Claude Bremond appartient à la grande génération des théoriciens du récit dont les travaux ont rayonné dans le monde entier à partir des années 1960 depuis l’EPHE, devenue ensuite EHESS. Il  a été de l’équipe des fondateurs du Centre de recherches sur les arts et le langage (CRAL, UMR 8566) convaincus en 1983 par Maurice Godelier, directeur des SHS au CNRS, de se regrouper dans un laboratoire associé à l’organisme de recherche. Né en 1929, docteur en sociologie, chef de travaux à l’EPHE, il a été élu à une direction d’études de sémiologie des traditions narratives à l’EHESS en 1972.

Claude Bremond a d’abord collaboré à l’Institut de filmologie de la Sorbonne et à la Revue internationale de filmologie avec Gilbert Cohen-Séat. Il y étudie et y catégorise les tests filmiques thématiques, tests de projection dans l’esprit du test de Rorschach. En 1960, il rejoint le nouveau Centre d’Étude des Communications de Masse (CECMAS), dirigé par Georges Friedmann, émanation de la VIe section de l’École Pratique des Hautes Études. Il participe à l’aventure de la revue Communications dès ses débuts, publiant sur le cinéma, Bazin, le public français et le film japonais, l’éthique du film et la morale du censeur, le héros des films de la Nouvelle Vague (section française d’une enquête internationale menée sous l’égide de l’Association internationale de sociologie et conduite par Edgar Morin).
Il s’oriente, dès le début des années 1960, vers la sémiologie et la thématique des traditions narratives ou populaires. Le livre qui l’a rendu célèbre, Logique du récit (Collection Poétique, Éditions du Seuil, 1973) vise à établir le dictionnaire des fonctions qu’un processus d’action peut prendre dans le développement d’une intrigue. Suivant la voie ouverte par Propp sur les structures du conte populaire, il propose une grammaire narrative qui met l'accent sur les « possibles narratifs » : à chaque pas, une alternative est offerte au conteur. Un récit est constitué d'une séquence de trois éléments: ouverture d'une virtualité d'action, actualisation de celle-ci et résultat. Il est une succession de rôles en action et en interaction. Les actions sont effectuées par divers « rôles », regroupés en agents et patients.

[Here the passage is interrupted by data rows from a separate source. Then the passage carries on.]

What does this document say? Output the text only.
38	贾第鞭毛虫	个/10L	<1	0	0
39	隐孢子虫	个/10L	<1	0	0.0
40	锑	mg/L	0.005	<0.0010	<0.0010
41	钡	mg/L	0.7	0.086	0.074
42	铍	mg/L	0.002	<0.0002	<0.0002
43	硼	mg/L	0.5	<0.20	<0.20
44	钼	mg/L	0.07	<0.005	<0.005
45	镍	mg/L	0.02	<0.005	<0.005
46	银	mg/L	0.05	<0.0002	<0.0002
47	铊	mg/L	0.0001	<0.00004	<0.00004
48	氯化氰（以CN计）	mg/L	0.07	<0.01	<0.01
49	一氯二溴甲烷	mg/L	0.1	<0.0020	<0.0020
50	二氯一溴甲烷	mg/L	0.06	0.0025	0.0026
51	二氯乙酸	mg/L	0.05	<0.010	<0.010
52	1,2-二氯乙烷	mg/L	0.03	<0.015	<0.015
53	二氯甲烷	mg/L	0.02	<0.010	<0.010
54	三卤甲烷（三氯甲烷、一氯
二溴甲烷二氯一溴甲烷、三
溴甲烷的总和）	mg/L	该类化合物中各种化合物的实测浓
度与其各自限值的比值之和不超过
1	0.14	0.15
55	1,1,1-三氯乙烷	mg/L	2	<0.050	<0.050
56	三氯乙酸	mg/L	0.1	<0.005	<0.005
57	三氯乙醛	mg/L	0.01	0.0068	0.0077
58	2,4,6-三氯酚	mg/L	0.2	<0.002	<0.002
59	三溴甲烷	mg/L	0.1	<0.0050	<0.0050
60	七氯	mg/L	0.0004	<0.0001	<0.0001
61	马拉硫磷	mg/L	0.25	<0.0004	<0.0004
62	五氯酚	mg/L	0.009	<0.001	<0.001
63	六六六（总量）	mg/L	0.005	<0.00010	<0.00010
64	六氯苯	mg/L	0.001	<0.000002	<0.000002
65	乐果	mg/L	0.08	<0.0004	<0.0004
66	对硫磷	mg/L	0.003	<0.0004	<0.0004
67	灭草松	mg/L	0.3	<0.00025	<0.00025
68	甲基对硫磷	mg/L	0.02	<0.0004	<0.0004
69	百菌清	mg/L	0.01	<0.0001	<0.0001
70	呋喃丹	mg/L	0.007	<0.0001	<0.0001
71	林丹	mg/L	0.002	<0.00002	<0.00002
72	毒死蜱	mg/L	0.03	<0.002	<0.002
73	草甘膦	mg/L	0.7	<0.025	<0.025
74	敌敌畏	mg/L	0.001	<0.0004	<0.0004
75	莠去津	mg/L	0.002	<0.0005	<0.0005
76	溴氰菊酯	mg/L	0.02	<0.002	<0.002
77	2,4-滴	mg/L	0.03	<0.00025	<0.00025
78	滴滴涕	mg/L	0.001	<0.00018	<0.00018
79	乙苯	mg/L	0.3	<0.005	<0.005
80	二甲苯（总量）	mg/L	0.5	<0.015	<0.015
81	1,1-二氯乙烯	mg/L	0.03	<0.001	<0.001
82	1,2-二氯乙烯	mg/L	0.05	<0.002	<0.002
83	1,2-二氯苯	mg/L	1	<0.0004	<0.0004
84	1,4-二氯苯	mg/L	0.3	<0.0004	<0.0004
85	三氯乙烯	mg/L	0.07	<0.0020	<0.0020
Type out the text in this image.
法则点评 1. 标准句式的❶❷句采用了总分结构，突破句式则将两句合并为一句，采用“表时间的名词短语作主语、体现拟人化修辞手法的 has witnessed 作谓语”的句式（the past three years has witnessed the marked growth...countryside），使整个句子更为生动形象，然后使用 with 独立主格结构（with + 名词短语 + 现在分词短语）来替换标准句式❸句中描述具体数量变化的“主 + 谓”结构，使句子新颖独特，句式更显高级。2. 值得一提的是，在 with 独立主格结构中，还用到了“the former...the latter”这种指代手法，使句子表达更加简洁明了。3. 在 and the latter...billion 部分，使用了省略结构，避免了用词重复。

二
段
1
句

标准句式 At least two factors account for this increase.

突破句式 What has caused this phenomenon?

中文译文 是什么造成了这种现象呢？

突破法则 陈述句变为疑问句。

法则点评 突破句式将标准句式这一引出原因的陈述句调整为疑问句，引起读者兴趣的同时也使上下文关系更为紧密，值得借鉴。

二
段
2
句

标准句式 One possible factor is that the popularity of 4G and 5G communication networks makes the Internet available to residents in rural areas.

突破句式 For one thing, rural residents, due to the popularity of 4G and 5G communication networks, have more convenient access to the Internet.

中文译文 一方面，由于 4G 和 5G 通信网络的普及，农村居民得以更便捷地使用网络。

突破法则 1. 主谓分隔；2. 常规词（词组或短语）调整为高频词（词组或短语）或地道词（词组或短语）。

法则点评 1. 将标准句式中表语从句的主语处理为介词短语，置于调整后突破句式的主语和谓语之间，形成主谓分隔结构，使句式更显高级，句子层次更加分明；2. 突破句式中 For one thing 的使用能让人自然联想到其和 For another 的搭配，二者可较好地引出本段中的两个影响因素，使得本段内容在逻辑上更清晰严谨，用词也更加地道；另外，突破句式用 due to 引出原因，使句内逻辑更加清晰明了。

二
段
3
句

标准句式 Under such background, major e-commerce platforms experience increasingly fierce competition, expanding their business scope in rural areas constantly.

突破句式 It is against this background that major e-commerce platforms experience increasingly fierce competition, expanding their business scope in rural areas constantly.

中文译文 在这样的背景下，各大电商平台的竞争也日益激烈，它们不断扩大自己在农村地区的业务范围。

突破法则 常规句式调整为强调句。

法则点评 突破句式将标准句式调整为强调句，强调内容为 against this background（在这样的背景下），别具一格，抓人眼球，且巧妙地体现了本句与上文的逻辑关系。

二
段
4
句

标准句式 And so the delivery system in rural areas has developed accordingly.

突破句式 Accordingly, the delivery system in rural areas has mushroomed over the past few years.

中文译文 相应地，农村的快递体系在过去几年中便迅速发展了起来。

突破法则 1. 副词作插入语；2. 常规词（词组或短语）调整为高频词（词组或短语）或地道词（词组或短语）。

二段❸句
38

En 1982, Bremond collabore avec Jacques le Goff et Jean-Claude Schmitt à un ouvrage qui a fait date sur L'exemplum, fruit d’une longue enquête systématique conduite au sein de l’EHESS. Il y analyse la structure de l’exemplum chez Jacques de Vitry. 
Le grand chantier des années 1980, personnel et collectif, et généreusement ouvert aux jeunes chercheurs, est celui, renouvelé des travaux des formalistes russes, de la thématique et des rapports entre thématique et poétique. Les thèmes sont-ils des concepts, des agrégats de concepts ou bien des jugements ? Quels sont les rapports entre thème et motif ? Quelles contraintes, quelles lois d’attraction régissent la combinaison des thèmes? Les travaux sont réunis dans Poétique et Communications. En 1989, Bremond publie avec Jacques Berlioz et Catherine Velay-Vallantin, Formes médiévales du conte merveilleux. En 1991, en collaboration avec André Miquel et Jamel Eddine Bencheikh, il fait paraître Mille et un contes de la nuit (Gallimard, Bibliothèque des Idées). Il s'attache à certains des thèmes primordiaux des Nuits, à l’étude de leur recueil, de leur création et de leur transformation et il s’essaie à situer ce matériau dans la littérature universelle, entre l'Inde et l'épopée germanique.
En 1990, Brémond avait répondu avec vigueur à la critique de logicisation et de déchronologisation du récit que Paul Ricœur lui avait adressée dans Temps et récit (cf. Temps et récit de Paul Ricœur en débat, CERF, sous la direction de Christian Bouchindhomme et Rainer Rochlitz). Au tournant de l’an 2000, avec Thomas Pavel, il reviendra sur le structuralisme littéraire des années 60 et 70 dans De Barthes à BalzacFictions d'une critique, critiques d'une fiction (Albin Michel, Paris, 1999) qui fait porter l’analyse sur S/Z, le dernier grand ouvrage doctrinal de Barthes, mélange, selon les deux auteurs, de rigueur structuraliste et formaliste extrême - marquant aussi la déroute des ambitions épistémologiques - en même temps qu’admirable enquête sur l'étrange Sarrasine de Balzac. 
Récemment, Claude Bremond avait édité le Journal de Gabrielle Bernheim-Rosenthal  (Editions Universitaires de Dijon, 2014) et  Cinquante lettres familiales de Léon Rosenthal entre novembre 1927 et août 1932 (2014, en ligne).